Release of acetylcholine from embryonic neurons upon contact with muscle cell

Abstract

When a spherical muscle cell (myoball) was manipulated into contact with either the soma or the neurite of an isolated neuron in 2-day-old Xenopus nerve-muscle cultures, depolarizations similar to miniature endplate potentials (MEPPs) were frequently detected in the muscle cell. These depolarizations occurred within minutes after myoball-soma contact and within seconds after myoball-neurite contact. They had time course and amplitude distribution similar to those of the MEPPs recorded from naturally occurring neuromuscular synapses between neurites and muscle cells found in the same cultures, but they occurred at a lower frequency and had smaller average amplitudes.

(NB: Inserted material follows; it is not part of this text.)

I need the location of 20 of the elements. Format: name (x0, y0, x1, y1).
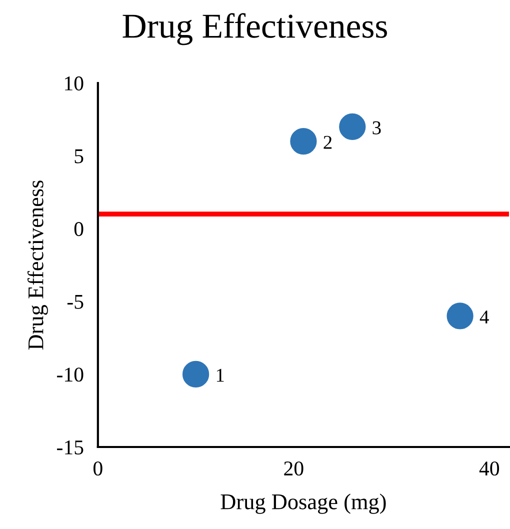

These depolarizations were induced by acetylcholine (ACh) since they were reversibly blocked by addition of d-tubocurarine into the culture, and they were abolished in muscle cells pretreated with alpha-bungarotoxin before contact with the neuron. Greater than 60% of the neuronal population in these cultures released ACh upon this direct muscle contact. The appearance of MEPP-like potentials in the myoball upon contact with an isolated neuron suggests that the cellular machinery responsible for ACh release is present throughout the neuron and that packages of ACh molecules are available for release prior to nerve-muscle synapse formation. We also found that neurons which had previously made synapse with other muscle cells in the culture all failed to release ACh from the soma and showed reduced release capability at the neurite for the first 30 min to 1 hr of contact with a myoball. This finding suggests that, during synapatogenesis, there is a depletion of ACh molecules and/or substances responsible for the triggering of their release in the extrasynaptic regions of the neuron.